Great Britain has gone a staggering two months without coal generation, smashing previous records.

The milestone was passed at midnight, with today (10 June) marking two months since Drax unit 5 switched off, the last of GB’s coal fleet to stop generating according to EnAppSys.

National Grid ESO confirmed GB was set to achieve the milestone on Twitter yesterday (9 June), stating: “Great Britain’s record #coalfree run of #electricity generation is still powering on, and is set to hit the two month mark at midnight tonight – an incredible achievement”.

The coal-free run beat previous records in April, surpassing the 18 days, 6 hours and ten minutes set in May 2019. It then continued on, passing a month without the fossil fuel on the grid on 10 May 2020.

The spell has been attributed to the low demand caused by the COVID-19 pandemic, alongside high levels of renewables due to sunny and windy weather.

Demand has seen significant reductions, having fallen around 20% lower than predicted levels. This is largely due to the shut down of industry since the lockdown came into place on 23 March.

The Easter weekend bank holiday saw a record low with just 15.2GW of demand.
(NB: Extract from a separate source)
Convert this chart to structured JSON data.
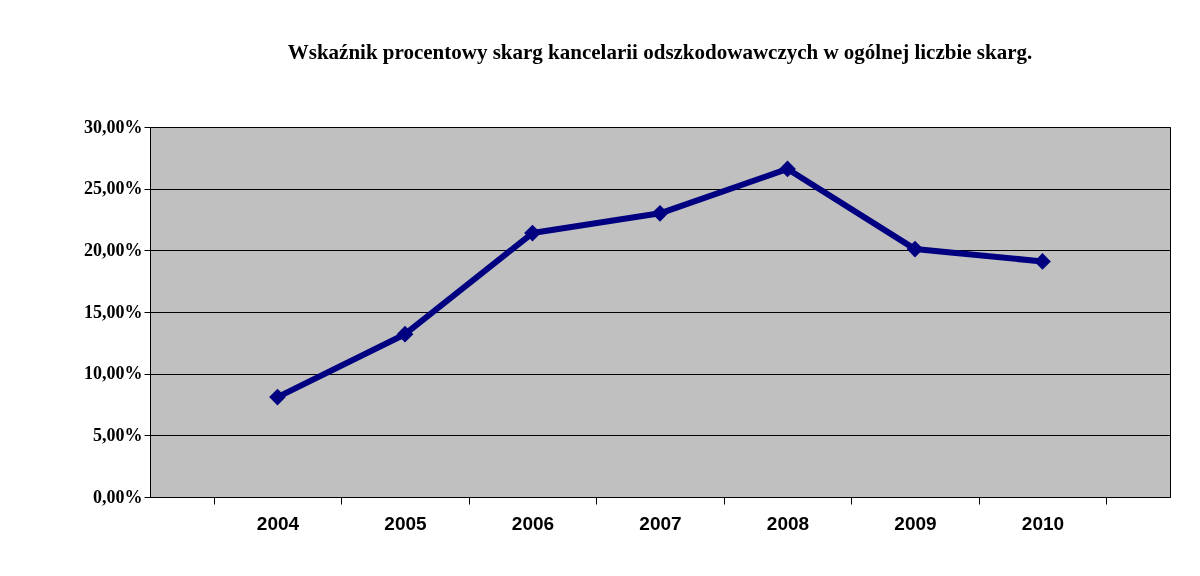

This lowered demand has resulted in National Grid ESO bringing in a number of new measures to help balance the grid, including modifications to the Grid Code and a new Downward Flexibility Management service to reduce output from embedded generators.

Surging renewables are also contributing to the lack of coal in GB's energy mix. On 20 April, a new record for peak solar generation was set, hitting a high of 9.68GW.

May continued the trend, becoming GB's greenest ever month. The average carbon intensity of the electricity network came in at 143gCO2/kWh, with the lowest ever carbon intensity of 46gCO2/kWh recorded on 24 May.

"Recent tests of an increasingly flexible energy system during sunny bank holidays in lockdown, all of which have been dealt with without issue, show that the grid is ready to move quicker than many thought possible," Jess Ralston, analyst at the Energy and Climate Intelligence Unit said.

"The question is now whether policymakers keep pace with this to encourage further investment into clean energy sources.

“A focus on new technology such as batteries as the country recovers from the current economic shock will only accelerate these long term trends, and will see us move past the end of coal and begin to look to the end of reliance on other fossil fuels," Ralston added.